Wexner had not only taken years of advice from Jeffrey Epstein, but apparently had the majority of his assets managed by the convicted sex offender and alleged leader of a pedophile ring, Jeffrey Epstein. Epstein also had an influence on the heart of his empire, the lingerie company Victoria’s Secret. He is said to have lured some of his victims into his circle with the prospect of model jobs at Victoria’s Secret and then abused them, sometimes for years, and forced them to have sex with his wealthy friends.
Epstein connection to L Brand’s founder still unclear
Why the multi-billionaire and company founder Wexner gave the dubious Mr. Epstein such important roles has remained unanswered to this day. After Epstein’s suicide, however, it became clear that other executives at Victoria’s Secret had also abused their position in the company to lure and mislead women.
The 82-year-old company founder Wexner came under more and more fire. Until a few years ago, the former owner of brands such as Abercrombie & Fitch and Henri Brendel was considered one of the extremely successful co-inventors of the shopping mall concept that shaped US retail culture for decades. In the end, it was not only in the selection of his corporate brands that luck seemed to run out. There are also many question marks over his friends and business dealings.
With the resignation of Wexner, who has kept his relationship with Epstein under wraps to this day, the already crisis-ridden structure of the two-brand-company residing over Victoria’s Secret and Bath & Body Works was in free fall. In a second step, L Brands is now completely separating itself from the 55% share in Victoria’s Secret. For a mere 525 million dollars, the majority of the legendary company will go to the investment company Sycamore Partners. But instead of calming the stock market and stabilizing L Brands, analysts seem worried about the low selling price and advise against buying shares of the company.

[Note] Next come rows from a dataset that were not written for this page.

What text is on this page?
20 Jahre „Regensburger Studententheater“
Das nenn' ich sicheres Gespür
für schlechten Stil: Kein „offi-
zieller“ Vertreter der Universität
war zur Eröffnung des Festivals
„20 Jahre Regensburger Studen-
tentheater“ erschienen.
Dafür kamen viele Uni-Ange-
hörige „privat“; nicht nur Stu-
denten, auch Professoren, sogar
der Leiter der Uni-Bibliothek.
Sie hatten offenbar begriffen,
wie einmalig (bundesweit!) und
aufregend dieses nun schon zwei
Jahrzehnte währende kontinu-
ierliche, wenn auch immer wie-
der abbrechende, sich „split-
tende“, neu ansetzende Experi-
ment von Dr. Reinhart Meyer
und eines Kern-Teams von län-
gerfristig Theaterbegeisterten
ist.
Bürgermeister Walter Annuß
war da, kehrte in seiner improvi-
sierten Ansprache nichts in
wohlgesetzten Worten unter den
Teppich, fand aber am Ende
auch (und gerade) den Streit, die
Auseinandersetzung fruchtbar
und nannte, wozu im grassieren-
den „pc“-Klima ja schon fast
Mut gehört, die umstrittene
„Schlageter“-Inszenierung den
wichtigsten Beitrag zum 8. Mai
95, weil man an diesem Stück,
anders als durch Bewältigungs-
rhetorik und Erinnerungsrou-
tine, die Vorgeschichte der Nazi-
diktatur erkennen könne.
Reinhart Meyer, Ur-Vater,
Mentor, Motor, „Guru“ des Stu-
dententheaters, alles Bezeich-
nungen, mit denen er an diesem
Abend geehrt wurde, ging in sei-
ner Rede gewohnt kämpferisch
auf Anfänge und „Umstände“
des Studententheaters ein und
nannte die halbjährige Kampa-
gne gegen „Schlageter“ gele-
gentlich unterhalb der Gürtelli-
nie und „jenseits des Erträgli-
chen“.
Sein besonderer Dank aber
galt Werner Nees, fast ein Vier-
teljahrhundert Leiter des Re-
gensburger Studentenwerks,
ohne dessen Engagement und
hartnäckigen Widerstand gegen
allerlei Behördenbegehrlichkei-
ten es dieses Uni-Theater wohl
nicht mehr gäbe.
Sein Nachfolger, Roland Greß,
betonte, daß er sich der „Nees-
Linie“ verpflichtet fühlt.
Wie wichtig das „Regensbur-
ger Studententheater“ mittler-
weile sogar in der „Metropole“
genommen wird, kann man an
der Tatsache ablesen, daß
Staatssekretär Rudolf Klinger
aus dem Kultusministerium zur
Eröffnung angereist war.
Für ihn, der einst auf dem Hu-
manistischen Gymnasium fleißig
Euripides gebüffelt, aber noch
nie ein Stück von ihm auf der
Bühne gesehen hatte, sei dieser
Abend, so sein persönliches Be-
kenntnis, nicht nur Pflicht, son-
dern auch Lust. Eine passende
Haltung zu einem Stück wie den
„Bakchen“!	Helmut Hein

Act of liberation? Or an act of desperation? L Brands has huge debts
Randal J. Konik is a retail analyst. In an interview with The Wall Street Journal, he says: »A partial sale and this low price won’t help the company’s massive debt load and shows just how desperate LB has become to try to unload VS.«
Following Wexner’s resignation, L Brands will be led by the former COO of Bath & Body Works, the far more profitable chain of the retail holding company. His job is to restore order and profitability to the rest of the company. Given the 5.5 billion in debt weighing on the group, this will not be an easy task. Although the debt stems mainly from the demise of Victoria’s Secret, this amount is likely to be difficult to pay off even without the money-losing lingerie company.
Victoria’s Secret: From crown jewel to toxic loss-maker
Whatever the former owners of Victoria’s Secret are facing as a task, the buyers of the underwear company are likely to encounter far greater problems. The former billion-dollar company has become a problematic case in times of the #metoo-movement and growing feminist movements worldwide.

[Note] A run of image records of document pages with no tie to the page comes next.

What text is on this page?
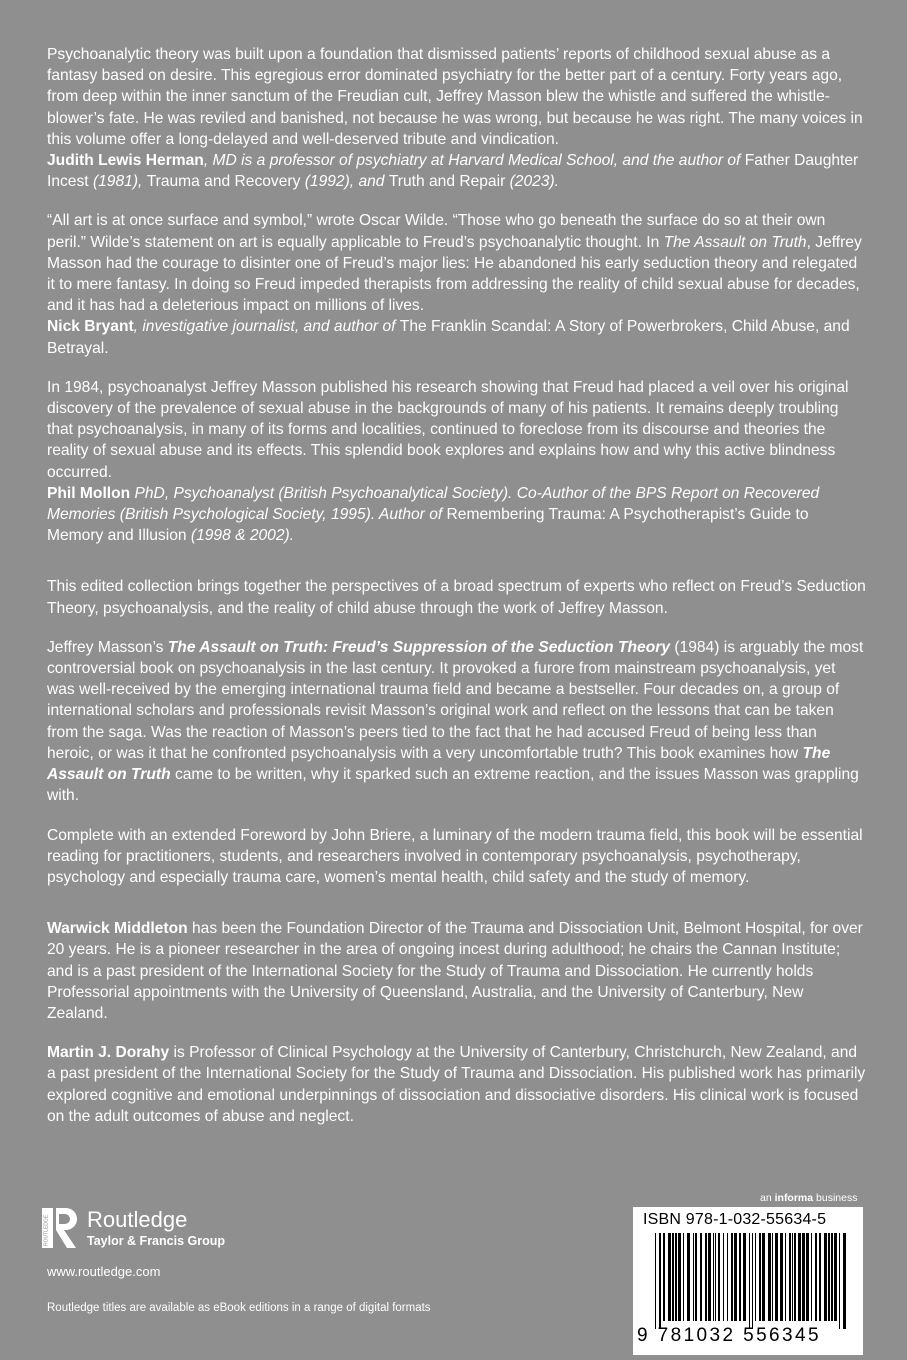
Psychoanalytic theory was built upon a foundation that dismissed patients’ reports of childhood sexual abuse as a fantasy based on desire. This egregious error dominated psychiatry for the better part of a century. Forty years ago, from deep within the inner sanctum of the Freudian cult, Jeffrey Masson blew the whistle and suffered the whistle-blower’s fate. He was reviled and banished, not because he was wrong, but because he was right. The many voices in this volume offer a long-delayed and well-deserved tribute and vindication.

Judith Lewis Herman, MD is a professor of psychiatry at Harvard Medical School, and the author of Father Daughter Incest (1981), Trauma and Recovery (1992), and Truth and Repair (2023).

“All art is at once surface and symbol,” wrote Oscar Wilde. “Those who go beneath the surface do so at their own peril.” Wilde’s statement on art is equally applicable to Freud’s psychoanalytic thought. In The Assault on Truth, Jeffrey Masson had the courage to disinter one of Freud’s major lies: He abandoned his early seduction theory and relegated it to mere fantasy. In doing so Freud impeded therapists from addressing the reality of child sexual abuse for decades, and it has had a deleterious impact on millions of lives.

Nick Bryant, investigative journalist, and author of The Franklin Scandal: A Story of Powerbrokers, Child Abuse, and Betrayal.

In 1984, psychoanalyst Jeffrey Masson published his research showing that Freud had placed a veil over his original discovery of the prevalence of sexual abuse in the backgrounds of many of his patients. It remains deeply troubling that psychoanalysis, in many of its forms and localities, continued to foreclose from its discourse and theories the reality of sexual abuse and its effects. This splendid book explores and explains how and why this active blindness occurred.

Phil Mollon PhD, Psychoanalyst (British Psychoanalytical Society). Co-Author of the BPS Report on Recovered Memories (British Psychological Society, 1995). Author of Remembering Trauma: A Psychotherapist’s Guide to Memory and Illusion (1998 & 2002).

This edited collection brings together the perspectives of a broad spectrum of experts who reflect on Freud’s Seduction Theory, psychoanalysis, and the reality of child abuse through the work of Jeffrey Masson.

Jeffrey Masson’s The Assault on Truth: Freud’s Suppression of the Seduction Theory (1984) is arguably the most controversial book on psychoanalysis in the last century. It provoked a furore from mainstream psychoanalysis, yet was well-received by the emerging international trauma field and became a bestseller. Four decades on, a group of international scholars and professionals revisit Masson’s original work and reflect on the lessons that can be taken from the saga. Was the reaction of Masson’s peers tied to the fact that he had accused Freud of being less than heroic, or was it that he confronted psychoanalysis with a very uncomfortable truth? This book examines how The Assault on Truth came to be written, why it sparked such an extreme reaction, and the issues Masson was grappling with.

Complete with an extended Foreword by John Briere, a luminary of the modern trauma field, this book will be essential reading for practitioners, students, and researchers involved in contemporary psychoanalysis, psychotherapy, psychology and especially trauma care, women’s mental health, child safety and the study of memory.

Warwick Middleton has been the Foundation Director of the Trauma and Dissociation Unit, Belmont Hospital, for over 20 years. He is a pioneer researcher in the area of ongoing incest during adulthood; he chairs the Cannan Institute; and is a past president of the International Society for the Study of Trauma and Dissociation. He currently holds Professorial appointments with the University of Queensland, Australia, and the University of Canterbury, New Zealand.

Martin J. Dorahy is Professor of Clinical Psychology at the University of Canterbury, Christchurch, New Zealand, and a past president of the International Society for the Study of Trauma and Dissociation. His published work has primarily explored cognitive and emotional underpinnings of dissociation and dissociative disorders. His clinical work is focused on the adult outcomes of abuse and neglect.

ROUTLEDGE Routledge
Taylor & Francis Group
www.routledge.com
Routledge titles are available as eBook editions in a range of digital formats
an informa business
ISBN 978-1-032-55634-5
9 781032 556345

And these problems are not only related to the Epstein connection and allegations of abuse against former managers – but they also affect the core product: women’s bodies wrapped like candy with standard Barbie measurements 90-60-90. In the ’80s and ’90s, the company’s annual fashion shows were hot rating hits and some of the supermodels became superstars and role models for many. Today, however, the company’s expensive, often sexually exaggerated products are difficult to reconcile with modern images of women.

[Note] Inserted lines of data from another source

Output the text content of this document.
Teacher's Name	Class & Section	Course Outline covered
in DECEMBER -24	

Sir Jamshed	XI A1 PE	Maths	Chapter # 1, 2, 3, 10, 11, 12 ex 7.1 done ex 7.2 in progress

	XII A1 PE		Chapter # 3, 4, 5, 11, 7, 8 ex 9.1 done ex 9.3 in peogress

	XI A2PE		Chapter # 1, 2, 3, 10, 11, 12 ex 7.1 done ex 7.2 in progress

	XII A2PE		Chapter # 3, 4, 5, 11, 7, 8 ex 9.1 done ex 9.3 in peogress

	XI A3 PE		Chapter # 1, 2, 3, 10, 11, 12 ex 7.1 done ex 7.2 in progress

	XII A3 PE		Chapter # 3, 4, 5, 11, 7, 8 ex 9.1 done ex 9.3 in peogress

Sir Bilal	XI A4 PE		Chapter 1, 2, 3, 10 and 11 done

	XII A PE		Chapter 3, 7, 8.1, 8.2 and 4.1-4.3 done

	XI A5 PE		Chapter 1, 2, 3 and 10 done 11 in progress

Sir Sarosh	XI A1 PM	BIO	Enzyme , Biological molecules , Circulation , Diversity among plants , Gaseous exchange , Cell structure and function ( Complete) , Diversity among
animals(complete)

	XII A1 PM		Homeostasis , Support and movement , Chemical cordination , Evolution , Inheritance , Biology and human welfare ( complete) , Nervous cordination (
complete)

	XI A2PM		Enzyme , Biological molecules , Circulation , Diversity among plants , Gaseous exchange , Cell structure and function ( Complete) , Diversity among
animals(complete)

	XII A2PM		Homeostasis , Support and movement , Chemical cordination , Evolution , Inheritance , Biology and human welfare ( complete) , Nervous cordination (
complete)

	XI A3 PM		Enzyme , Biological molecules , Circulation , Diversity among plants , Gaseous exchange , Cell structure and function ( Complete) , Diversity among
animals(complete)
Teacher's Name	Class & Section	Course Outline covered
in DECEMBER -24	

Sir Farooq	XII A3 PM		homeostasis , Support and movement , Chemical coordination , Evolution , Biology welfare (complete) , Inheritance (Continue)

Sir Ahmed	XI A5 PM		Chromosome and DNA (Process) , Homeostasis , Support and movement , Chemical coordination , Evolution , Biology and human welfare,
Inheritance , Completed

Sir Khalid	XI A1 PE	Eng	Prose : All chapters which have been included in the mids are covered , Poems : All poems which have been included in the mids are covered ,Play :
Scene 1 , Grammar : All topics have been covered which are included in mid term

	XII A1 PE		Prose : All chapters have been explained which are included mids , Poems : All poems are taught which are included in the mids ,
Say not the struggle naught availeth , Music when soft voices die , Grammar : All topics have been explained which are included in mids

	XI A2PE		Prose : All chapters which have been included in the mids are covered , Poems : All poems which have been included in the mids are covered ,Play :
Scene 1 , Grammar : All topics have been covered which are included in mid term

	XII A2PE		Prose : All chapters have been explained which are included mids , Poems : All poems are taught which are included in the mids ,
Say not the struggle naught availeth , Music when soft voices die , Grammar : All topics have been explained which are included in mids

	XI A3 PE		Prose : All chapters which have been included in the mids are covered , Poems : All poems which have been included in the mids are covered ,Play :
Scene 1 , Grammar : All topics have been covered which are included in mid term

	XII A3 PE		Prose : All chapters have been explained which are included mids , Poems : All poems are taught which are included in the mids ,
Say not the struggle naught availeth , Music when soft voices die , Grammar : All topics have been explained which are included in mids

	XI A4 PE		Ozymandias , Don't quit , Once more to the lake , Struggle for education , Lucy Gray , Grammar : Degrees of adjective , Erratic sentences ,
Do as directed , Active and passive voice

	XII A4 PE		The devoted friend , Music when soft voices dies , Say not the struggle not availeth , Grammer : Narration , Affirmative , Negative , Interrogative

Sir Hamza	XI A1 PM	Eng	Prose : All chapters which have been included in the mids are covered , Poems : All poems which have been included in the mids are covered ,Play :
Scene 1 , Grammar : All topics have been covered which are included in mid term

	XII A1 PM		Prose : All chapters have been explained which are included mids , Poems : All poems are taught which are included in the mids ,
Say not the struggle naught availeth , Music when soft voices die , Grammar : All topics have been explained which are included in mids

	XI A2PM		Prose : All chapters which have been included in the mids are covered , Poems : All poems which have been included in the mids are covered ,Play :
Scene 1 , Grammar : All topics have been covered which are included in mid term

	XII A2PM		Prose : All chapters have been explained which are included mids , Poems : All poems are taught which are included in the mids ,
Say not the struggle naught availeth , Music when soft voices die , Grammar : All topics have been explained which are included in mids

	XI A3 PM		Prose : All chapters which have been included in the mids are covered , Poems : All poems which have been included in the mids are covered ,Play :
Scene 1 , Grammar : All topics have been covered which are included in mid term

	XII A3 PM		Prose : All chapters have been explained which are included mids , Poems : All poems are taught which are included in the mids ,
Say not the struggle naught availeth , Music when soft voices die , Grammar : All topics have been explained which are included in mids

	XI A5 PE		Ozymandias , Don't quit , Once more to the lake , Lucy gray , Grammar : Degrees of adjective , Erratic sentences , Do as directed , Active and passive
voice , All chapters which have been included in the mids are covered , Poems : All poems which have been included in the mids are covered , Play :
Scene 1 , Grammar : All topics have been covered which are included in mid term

Adding salt to the wound was the fact that the market leader hardly cared about the changes in the zeitgeist. Cheaper and ultimately also hipper competitors such as Lively and ThirdLove were able to penetrate the market with contemporary messaging, cheeky marketing and more popular designs and caused the high margins of Victoria’s Secret to collapse.
Can the new management save the formerly sexy company? This would probably require drastic corrections in the product line, in marketing and also in the corporate culture.